For context, Henderson played an hour, Thiago went off in the final minute. Elliott did not make a tackle or interception in his half-hour on the pitch.
Individual non-brilliance was on show too often again from Fabinho, who has had a very tough start to the season.
That said, Liverpool’s dismal defensive work in general has way too often left him exposed centrally, two players either side of him and no protection from the No. 8s.
As a result, he currently ranks third in the Premier League for middle-third tackles; his 2.2 per 90 average is up considerably on his 1.3 from last term.
It is, needless to say, by necessity.
As an aside – but highlighting of the extra recovery effort needed this season – the only player in the league’s current top 10 for middle-third tackles who is not a central ball-winner (think Joao Palhinha, Tyler Adams, John McGinn) is…Luis Diaz.
How it changed against Rangers
By now most will have seen the horrendous screengrabs of Liverpool’s out-of-position right flank against Brighton, even if it hadn’t already scarred the retinas when watching live at the weekend.
— Jamie Carragher (@Carra23) October 3, 2022
That, as much as the result, forced the boss and his coaches into a reshuffle: a double pivot midfield in the Champions League enforced two players behind play more often and allowed four forwards to link up with frequency.
In very broad strokes, Liverpool have basically over the last couple of years been a 4-6 team: two centre-backs, the No. 6 and one No. 8 sit defensive in general play, leaving six players – three forwards, two full-backs, the other No. 8 – to attack at any given moment.
There have been attempts to make it a 3-7 in certain situations, creating overloads and swamping opponents high upfield, but when it goes wrong it leaves the Reds badly exposed.
Rangers saw Liverpool largely set up in a 5-5, one full-back or the other joining the attack, with occasions that a high press could tilt it to a 4-6.
As others have mentioned, and rightly so, the quality of opponent has to be taken into account, but given none of Fulham, Crystal Palace or Man United are likely to be winning silverware any time soon and all have caused Liverpool problems, we can still take the midfield solidity as a good step forward.

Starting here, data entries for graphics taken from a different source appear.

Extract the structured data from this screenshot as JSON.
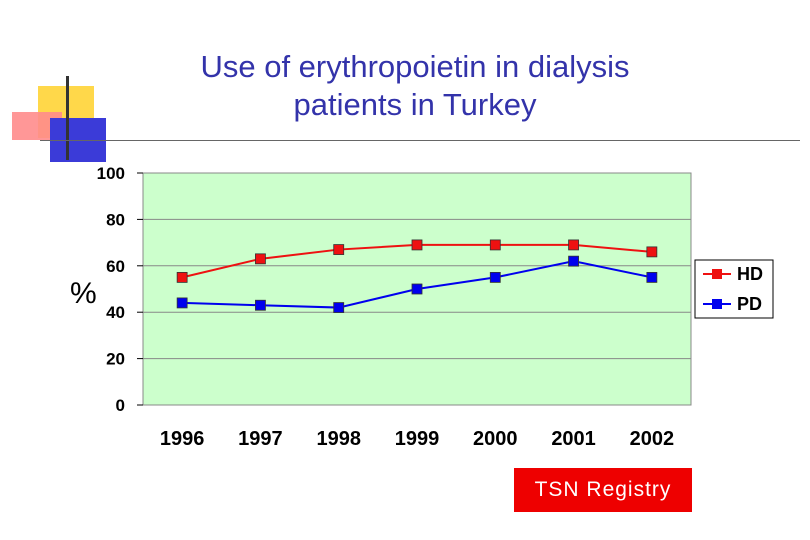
{
  "slide": {
    "title_line1": "Use of erythropoietin in dialysis",
    "title_line2": "patients in Turkey",
    "footer": "TSN  Registry"
  },
  "colors": {
    "title": "#3333aa",
    "plot_bg": "#ccffcc",
    "hd": "#ee1111",
    "pd": "#0000ee",
    "footer_bg": "#ee0000"
  },
  "chart_data": {
    "type": "line",
    "title": "Use of erythropoietin in dialysis patients in Turkey",
    "xlabel": "",
    "ylabel": "%",
    "ylim": [
      0,
      100
    ],
    "yticks": [
      0,
      20,
      40,
      60,
      80,
      100
    ],
    "categories": [
      "1996",
      "1997",
      "1998",
      "1999",
      "2000",
      "2001",
      "2002"
    ],
    "series": [
      {
        "name": "HD",
        "color": "#ee1111",
        "values": [
          55,
          63,
          67,
          69,
          69,
          69,
          66
        ]
      },
      {
        "name": "PD",
        "color": "#0000ee",
        "values": [
          44,
          43,
          42,
          50,
          55,
          62,
          55
        ]
      }
    ],
    "grid": true,
    "legend": "right"
  }
}
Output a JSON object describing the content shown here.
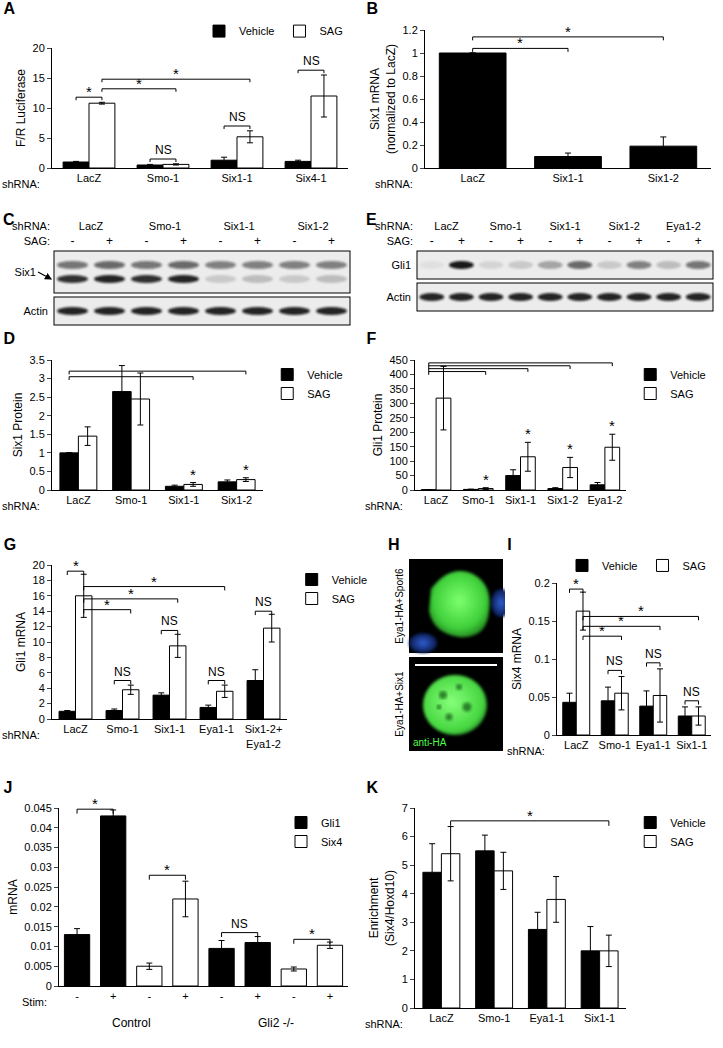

On the ball, both starters were better. Off the ball, well, only one really impacted that positively but it was more the shape, the arrangement, which proved helpful.
One very notable occasion where the double pivot triumphed when the single No. 6 would have left the centre-backs exposed again came in the second half.
Ryan Kent took the ball on the turn, spinning past Henderson, who had gambled on the Rangers man going or passing right, not left.
He surged into space, but with Thiago having been basically in line with the captain, he was able to match the runner, make the tackle and start Liverpool playing again.
A single example is never proof, but it is indicative of the difference the pair can make when the team doesn’t have the control it needs higher upfield to use just one – especially if one player does not make the needed recovery run.
Will the two-man midfield stay?
As for whether it sticks around for the Premier League, it will likely depend on two things.
First, whether there have been any training sessions to work out the flaws in the three-man problem. There are obvious issues with pressing and positioning which are unlikely to magically resolve themselves.
Given the form and quality of our next two league opponents – Arsenal and Man City – Klopp could just opt to stick with the confidence and slightly better defensive protection his side can take from the Rangers win, at least for this weekend.
Secondly, it’s a question of fitness of course.
Too many players have been too brittle and need to be protected. It would not be a surprise to see changes made at Ibrox to ensure the Reds are fighting fit against Pep Guardiola’s machines.
At a guess? Klopp hedges his bets against the Gunners.
The double pivot could remain, but with Fabinho part of it and Thiago pushed forward to operate as a more ‘true’ No. 10, allowing defensive protection but with also the option to return to a 4-3-3 if the opening stages do not go to plan.